The run to transition was REALLY long, but my T1 was 3:15, fastest of the women, despite the epic battle between my wetsuit and my frozen hands and feet.
It was chilly as I started out on the bike, so I immediately set to work on gaining speed and heat at the same time.
I didn’t get a good look at the rock that attacked me, but I was not even two miles into the bike when I heard the crack of carbon rim colliding with something it shouldn’t, and the accompanying fizz of a rapidly deflating tire. Although disappointed, I remained calm as I pulled over to confront my situation. My tire changing skills are at least on a par with my transition skills, and until today I had not had the pleasure of testing them out in a race environment.
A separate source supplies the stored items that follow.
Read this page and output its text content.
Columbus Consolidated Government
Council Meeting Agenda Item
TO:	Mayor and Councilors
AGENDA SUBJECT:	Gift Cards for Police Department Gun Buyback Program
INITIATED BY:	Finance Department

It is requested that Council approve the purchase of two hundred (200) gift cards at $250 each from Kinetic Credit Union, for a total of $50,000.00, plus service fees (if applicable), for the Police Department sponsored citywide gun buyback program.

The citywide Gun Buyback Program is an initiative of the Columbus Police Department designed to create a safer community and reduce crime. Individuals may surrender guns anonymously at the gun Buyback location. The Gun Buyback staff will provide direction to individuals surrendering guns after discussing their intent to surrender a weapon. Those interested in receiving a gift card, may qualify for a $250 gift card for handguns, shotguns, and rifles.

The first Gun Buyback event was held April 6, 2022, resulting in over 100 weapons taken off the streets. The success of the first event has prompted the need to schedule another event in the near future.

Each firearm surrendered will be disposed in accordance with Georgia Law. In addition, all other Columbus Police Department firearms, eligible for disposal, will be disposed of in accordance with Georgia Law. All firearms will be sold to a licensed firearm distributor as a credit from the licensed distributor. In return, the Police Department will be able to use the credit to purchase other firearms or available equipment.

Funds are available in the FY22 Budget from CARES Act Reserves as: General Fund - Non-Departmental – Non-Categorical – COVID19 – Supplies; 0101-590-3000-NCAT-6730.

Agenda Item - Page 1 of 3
I know I can change a tire in under 3 minutes, and I had all the tools I needed.
…but there was just one crucial element missing:
Numb and lifeless, my Mickey Mouse paws refused to cooperate. I fought with the tire as ten, twenty, thirty cyclists blew past. A police officer on a motorcycle pulled over to observe my struggle. I finally succeeded in wrangling the new tube into place and shot it with a blast of C02. But as I pulled the cartridge away, I could still hear a hiss of air.
My new tube was leaking.
How long until it went flat again? Five minutes? Ten? An hour?
As I stood helpless by the side of the road weighing my options, a girl in a Stanford kit rode past, yelling, “need help?”
“A tube!” I called out.
She pulled over and passed me the tube from her pack, adding seconds to her own race, and selflessly exposing herself to the potential for getting stranded without a spare. This was class and good sportsmanship at it’s finest. I gratefully accepted her sacrifice. Stanford Girl, you rock!
As I returned to my project, filled with dread at having to fight the tire once more, I realized the new tube would not fit my wheels. Nooo!
I always carry two spare tubes with me for any event longer than an Olympic but I figure if I get TWO flats in a Sprint or Olympic distance race, it’s over for me.
“It’s over for me,” I said to the cop on the motorcycle, with a sad shrug. He nodded.
…But now wait a second.
I got up way too damn early in the morning just to be coming out here to claim my first DNF. My husband and my family didn’t get up at 4am (or stay up all night) to spend three hours spectating in the cold, then watch me throw my big frozen paws in the air and give up. And Stanford girl didn’t sacrifice her spare tube just so I could roll over in despair.
Triathlon is all about working with what you’ve got.
And I’ve got a bum tire, but it still has some air in it… At the risk of getting myself stranded much further out on the course, I decided to just go for it. So I rode that squishy, leaking tire all the way, 23 more miles, and I reclaimed my race.
T2 was clumsy and messy, shoving frozen bricks into shoes with my numb lobster claws, but I still managed to scoot out of there in under a minute. I was relieved to finally reach the warmth and safety of the run, and I especially looked forward to Mile 3, when I could expect to possibly feel my feet once again.
The run was great. Even on this foggy, overcast day, it was fun to run along the coastline, past the spectators and surfers. Setting the rest of the race aside, I focused in on my 10K with everything I had left. While I ended up just 16 seconds shy of a PR, I was still pleased with the strong effort, and I cruised into the finish on a high note.
An added bonus to the day was a post-race raffle win that provided me with a much needed upgrade to my heart rate monitor. Sweet!
Wildflower is up next, less than two weeks away. Let’s try to stay on the bike this time, shall we?